April 21, 2013

First Friend


Now and then
Way back in the beginning, when our new-to-cruising kid asked Santa for a friend for Christmas, I wondered if cruising would ever be right for us. But not long after Maia made her lonely little request, a boat we recognized pulled into harbour. We had hopscotched down the US west coast with a boat called Orca. We were always a little out of sync, but usually one of us would delay a departure by a day or so, so our cruising kids (two only girls with more in common than we could have imagined given a 3-year age gap) could get their fill of little-girl chatter. This went on for months; starting in Neah Bay, then on to Coos Bay, Eureka and Morro Bay.

A few months into the trip, injury waylaid Orca and we lost touch. But then Maia’s Christmas dream was answered—Maia and Sirena, who were each other’s first (and, at that point, only) cruising friend, had a chance to catch-up in Newport Beach.
 
Brisbane breakfast brings back memories of a La Paz lunch
 

By the time we reached La Cruz, Mexico Maia’s social life was filled to overflowing, and those first lonely months were a memory. We still ran into Sirena and family, and the meetings were as sweet as ever, but the fear; that Maia would be lonely forever and cruising would never work, was gone.

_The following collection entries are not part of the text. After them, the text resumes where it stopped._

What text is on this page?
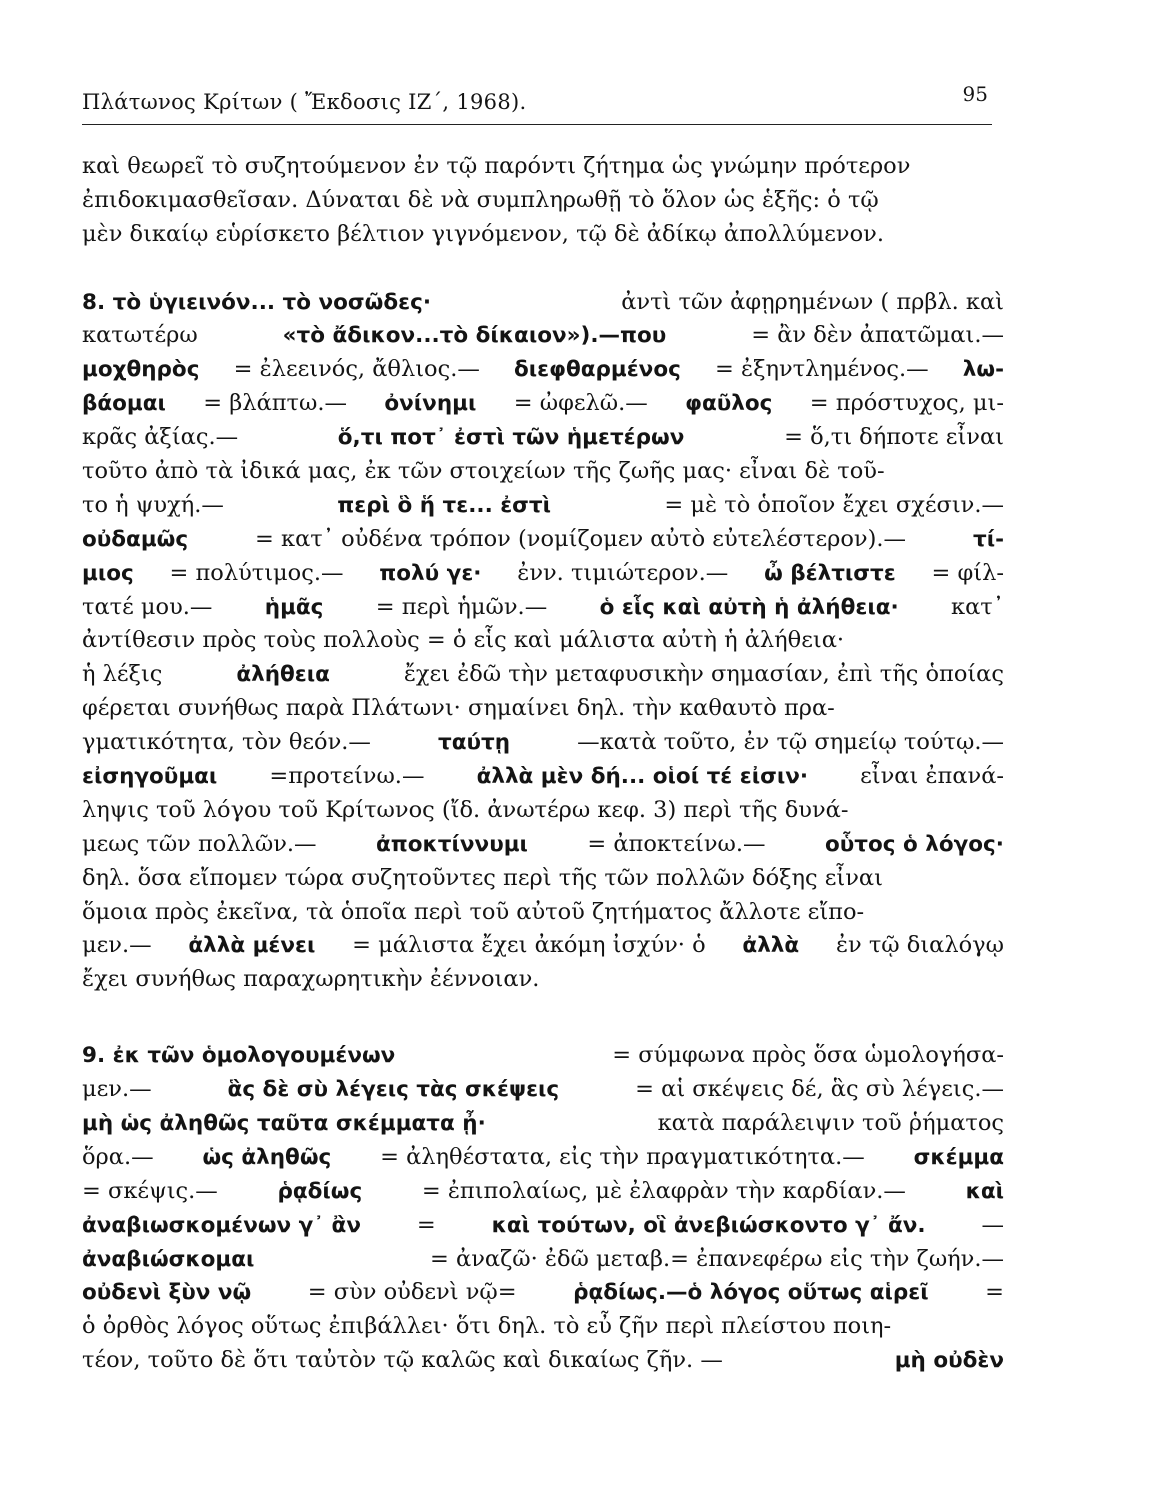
Πλάτωνος Κρίτων ( Ἔκδοσις ΙΖ΄, 1968).	95
καὶ θεωρεῖ τὸ συζητούμενον ἐν τῷ παρόντι ζήτημα ὡς γνώμην πρότερον
ἐπιδοκιμασθεῖσαν. Δύναται δὲ νὰ συμπληρωθῇ τὸ ὅλον ὡς ἑξῆς: ὁ τῷ
μὲν δικαίῳ εὑρίσκετο βέλτιον γιγνόμενον, τῷ δὲ ἀδίκῳ ἀπολλύμενον.
8. τὸ ὑγιεινόν... τὸ νοσῶδες·	ἀντὶ τῶν ἀφῃρημένων ( πρβλ. καὶ
κατωτέρω	«τὸ ἄδικον...τὸ δίκαιον»).—που	= ἂν δὲν ἀπατῶμαι.—
μοχθηρὸς = ἐλεεινός, ἄθλιος.— διεφθαρμένος = ἐξηντλημένος.— λω-
βάομαι = βλάπτω.— ὀνίνημι = ὠφελῶ.— φαῦλος = πρόστυχος, μι-
κρᾶς ἀξίας.—	ὅ,τι ποτ᾽ ἐστὶ τῶν ἡμετέρων	= ὅ,τι δήποτε εἶναι
τοῦτο ἀπὸ τὰ ἰδικά μας, ἐκ τῶν στοιχείων τῆς ζωῆς μας· εἶναι δὲ τοῦ-
το ἡ ψυχή.—	περὶ ὃ ἥ τε... ἐστὶ	= μὲ τὸ ὁποῖον ἔχει σχέσιν.—
οὐδαμῶς	= κατ᾽ οὐδένα τρόπον (νομίζομεν αὐτὸ εὐτελέστερον).—	τί-
μιος = πολύτιμος.— πολύ γε· ἐνν. τιμιώτερον.— ὦ βέλτιστε = φίλ-
τατέ μου.— ἡμᾶς = περὶ ἡμῶν.— ὁ εἷς καὶ αὐτὴ ἡ ἀλήθεια· κατ᾽
ἀντίθεσιν πρὸς τοὺς πολλοὺς = ὁ εἷς καὶ μάλιστα αὐτὴ ἡ ἀλήθεια·
ἡ λέξις	ἀλήθεια	ἔχει ἐδῶ τὴν μεταφυσικὴν σημασίαν, ἐπὶ τῆς ὁποίας
φέρεται συνήθως παρὰ Πλάτωνι· σημαίνει δηλ. τὴν καθαυτὸ πρα-
γματικότητα, τὸν θεόν.—	ταύτῃ	—κατὰ τοῦτο, ἐν τῷ σημείῳ τούτῳ.—
εἰσηγοῦμαι =προτείνω.— ἀλλὰ μὲν δή... οἱοί τέ εἰσιν· εἶναι ἐπανά-
ληψις τοῦ λόγου τοῦ Κρίτωνος (ἴδ. ἀνωτέρω κεφ. 3) περὶ τῆς δυνά-
μεως τῶν πολλῶν.—	ἀποκτίννυμι	= ἀποκτείνω.—	οὗτος ὁ λόγος·
δηλ. ὅσα εἴπομεν τώρα συζητοῦντες περὶ τῆς τῶν πολλῶν δόξης εἶναι
ὅμοια πρὸς ἐκεῖνα, τὰ ὁποῖα περὶ τοῦ αὐτοῦ ζητήματος ἄλλοτε εἴπο-
μεν.— ἀλλὰ μένει = μάλιστα ἔχει ἀκόμη ἰσχύν· ὁ ἀλλὰ ἐν τῷ διαλόγῳ
ἔχει συνήθως παραχωρητικὴν ἐέννοιαν.
9. ἐκ τῶν ὁμολογουμένων	= σύμφωνα πρὸς ὅσα ὡμολογήσα-
μεν.—	ἃς δὲ σὺ λέγεις τὰς σκέψεις	= αἱ σκέψεις δέ, ἃς σὺ λέγεις.—
μὴ ὡς ἀληθῶς ταῦτα σκέμματα ᾖ·	κατὰ παράλειψιν τοῦ ῥήματος
ὅρα.— ὡς ἀληθῶς = ἀληθέστατα, εἰς τὴν πραγματικότητα.— σκέμμα
= σκέψις.—	ῥᾳδίως	= ἐπιπολαίως, μὲ ἐλαφρὰν τὴν καρδίαν.—	καὶ
ἀναβιωσκομένων γ᾽ ἂν =	καὶ τούτων, οἳ ἀνεβιώσκοντο γ᾽ ἄν. —
ἀναβιώσκομαι	= ἀναζῶ· ἐδῶ μεταβ.= ἐπανεφέρω εἰς τὴν ζωήν.—
οὐδενὶ ξὺν νῷ	= σὺν οὐδενὶ νῷ=	ῥᾳδίως.—ὁ λόγος οὕτως αἱρεῖ	=
ὁ ὀρθὸς λόγος οὕτως ἐπιβάλλει· ὅτι δηλ. τὸ εὖ ζῆν περὶ πλείστου ποιη-
τέον, τοῦτο δὲ ὅτι ταὐτὸν τῷ καλῶς καὶ δικαίως ζῆν. —	μὴ οὐδὲν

“Will I make friends?” Is the question every cruising kid asks before they cruise or shortly after they begin. In most places (the ones where big packs of cruisers gather for months on end, or where groups of cruisers migrate with the seasons) the answer is ‘yes’. And most families tend to modify cruising plans a bit to go where the kids are.
 
Swimming in Brisbane, paddling in Morro Bay
 

But as the years have passed (has it really been almost 4 years?!) Maia’s question has shifted a bit. She now knows she’ll make friends, but now she wants to keep them too. She wants a group of buddiess she knows are hers and who know her, not just for a season but for years on end.

It had been a few years since Maia and Sirena last played together. But when the fates brought them together this weekend the years apart disappeared. Their conversation lasted for hours, went late into the night and continued on the next day. Plans were made for the next meeting, and the one after that. It’s not the same as being neighbours year in and year out. But I guess when you live a nomadic life, and half your friends are nomadic too, you accept the gifts of friendship the way they come.